Project description:KEY MESSAGE:The fuzzless gene GaFzl was fine mapped to a 70-kb region containing a GIR1 gene, Cotton_A_11941, responsible for the fuzzless trait in Gossypium arboreum DPL972. Cotton fiber is the most important natural textile resource. The fuzzless mutant DPL972 (Gossypium arboreum) provides a useful germplasm resource to explore the molecular mechanism underlying fiber and fuzz initiation and development. In our previous research, the fuzzless gene in DPL972 was identified as a single dominant gene and named GaFzl. In the present study, we fine mapped this gene using F2 and BC1 populations. By combining traditional map-based cloning and next-generation sequencing, we mapped GaFzl to a 70-kb region containing seven annotated genes.
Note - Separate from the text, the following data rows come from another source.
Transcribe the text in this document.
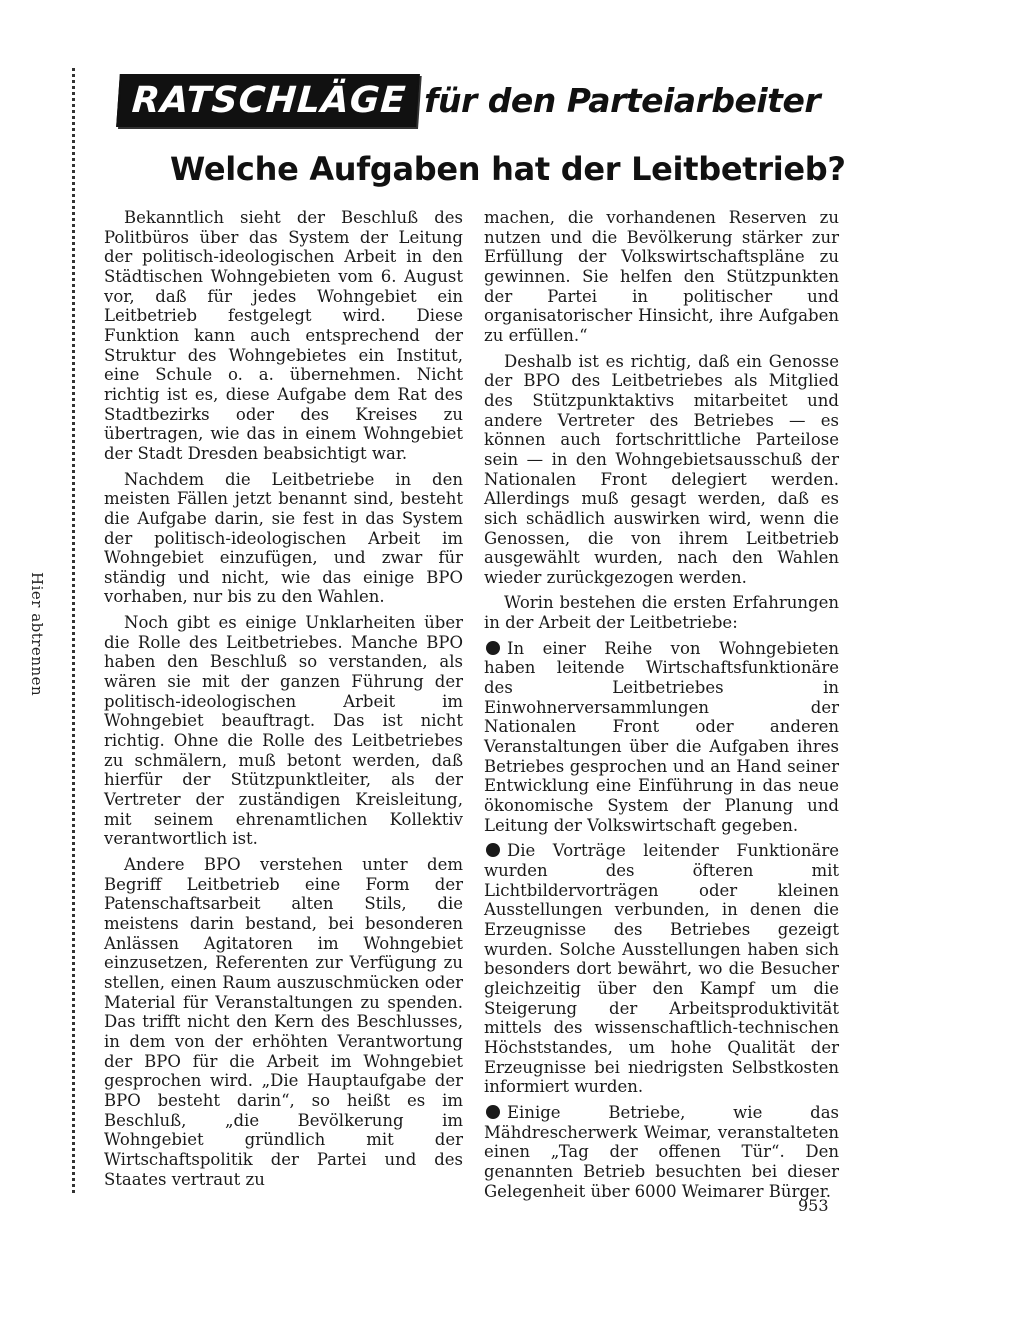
Hier abtrennen
RATSCHLÄGE für den Parteiarbeiter
Welche Aufgaben hat der Leitbetrieb?

Bekanntlich sieht der Beschluß des Politbüros über das System der Leitung der politisch-ideologischen Arbeit in den Städtischen Wohngebieten vom 6. August vor, daß für jedes Wohngebiet ein Leitbetrieb festgelegt wird. Diese Funktion kann auch entsprechend der Struktur des Wohngebietes ein Institut, eine Schule o. a. übernehmen. Nicht richtig ist es, diese Aufgabe dem Rat des Stadtbezirks oder des Kreises zu übertragen, wie das in einem Wohngebiet der Stadt Dresden beabsichtigt war.

Nachdem die Leitbetriebe in den meisten Fällen jetzt benannt sind, besteht die Aufgabe darin, sie fest in das System der politisch-ideologischen Arbeit im Wohngebiet einzufügen, und zwar für ständig und nicht, wie das einige BPO vorhaben, nur bis zu den Wahlen.

Noch gibt es einige Unklarheiten über die Rolle des Leitbetriebes. Manche BPO haben den Beschluß so verstanden, als wären sie mit der ganzen Führung der politisch-ideologischen Arbeit im Wohngebiet beauftragt. Das ist nicht richtig. Ohne die Rolle des Leitbetriebes zu schmälern, muß betont werden, daß hierfür der Stützpunktleiter, als der Vertreter der zuständigen Kreisleitung, mit seinem ehrenamtlichen Kollektiv verantwortlich ist.

Andere BPO verstehen unter dem Begriff Leitbetrieb eine Form der Patenschaftsarbeit alten Stils, die meistens darin bestand, bei besonderen Anlässen Agitatoren im Wohngebiet einzusetzen, Referenten zur Verfügung zu stellen, einen Raum auszuschmücken oder Material für Veranstaltungen zu spenden. Das trifft nicht den Kern des Beschlusses, in dem von der erhöhten Verantwortung der BPO für die Arbeit im Wohngebiet gesprochen wird. „Die Hauptaufgabe der BPO besteht darin“, so heißt es im Beschluß, „die Bevölkerung im Wohngebiet gründlich mit der Wirtschaftspolitik der Partei und des Staates vertraut zu

machen, die vorhandenen Reserven zu nutzen und die Bevölkerung stärker zur Erfüllung der Volkswirtschaftspläne zu gewinnen. Sie helfen den Stützpunkten der Partei in politischer und organisatorischer Hinsicht, ihre Aufgaben zu erfüllen.“

Deshalb ist es richtig, daß ein Genosse der BPO des Leitbetriebes als Mitglied des Stützpunktaktivs mitarbeitet und andere Vertreter des Betriebes — es können auch fortschrittliche Parteilose sein — in den Wohngebietsausschuß der Nationalen Front delegiert werden. Allerdings muß gesagt werden, daß es sich schädlich auswirken wird, wenn die Genossen, die von ihrem Leitbetrieb ausgewählt wurden, nach den Wahlen wieder zurückgezogen werden.

Worin bestehen die ersten Erfahrungen in der Arbeit der Leitbetriebe:

In einer Reihe von Wohngebieten haben leitende Wirtschaftsfunktionäre des Leitbetriebes in Einwohnerversammlungen der Nationalen Front oder anderen Veranstaltungen über die Aufgaben ihres Betriebes gesprochen und an Hand seiner Entwicklung eine Einführung in das neue ökonomische System der Planung und Leitung der Volkswirtschaft gegeben.

Die Vorträge leitender Funktionäre wurden des öfteren mit Lichtbildervorträgen oder kleinen Ausstellungen verbunden, in denen die Erzeugnisse des Betriebes gezeigt wurden. Solche Ausstellungen haben sich besonders dort bewährt, wo die Besucher gleichzeitig über den Kampf um die Steigerung der Arbeitsproduktivität mittels des wissenschaftlich-technischen Höchststandes, um hohe Qualität der Erzeugnisse bei niedrigsten Selbstkosten informiert wurden.

Einige Betriebe, wie das Mähdrescherwerk Weimar, veranstalteten einen „Tag der offenen Tür“. Den genannten Betrieb besuchten bei dieser Gelegenheit über 6000 Weimarer Bürger.

953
RNA-Sequencing and re-sequencing analysis narrowed these candidates to two differentially expressed genes, Cotton_A_11941 and Cotton_A_11942. Sequence alignment uncovered no variation in coding or promoter regions of Cotton_A_11942 between DPL971 and DPL972, whereas two single-base mutations in the promoter region and a TTG insertion in the coding region were detected in Cotton_A_11941 in DPL972. Cotton_A_11941 encoding a homologous gene of GIR1 (GLABRA2-interacting repressor) in Arabidopsis thaliana is thus the candidate gene most likely responsible for the fuzzless trait in DPL972. Our findings should lead to a better understanding of cotton fuzz formation, thereby accelerating marker-assisted selection during cotton breeding.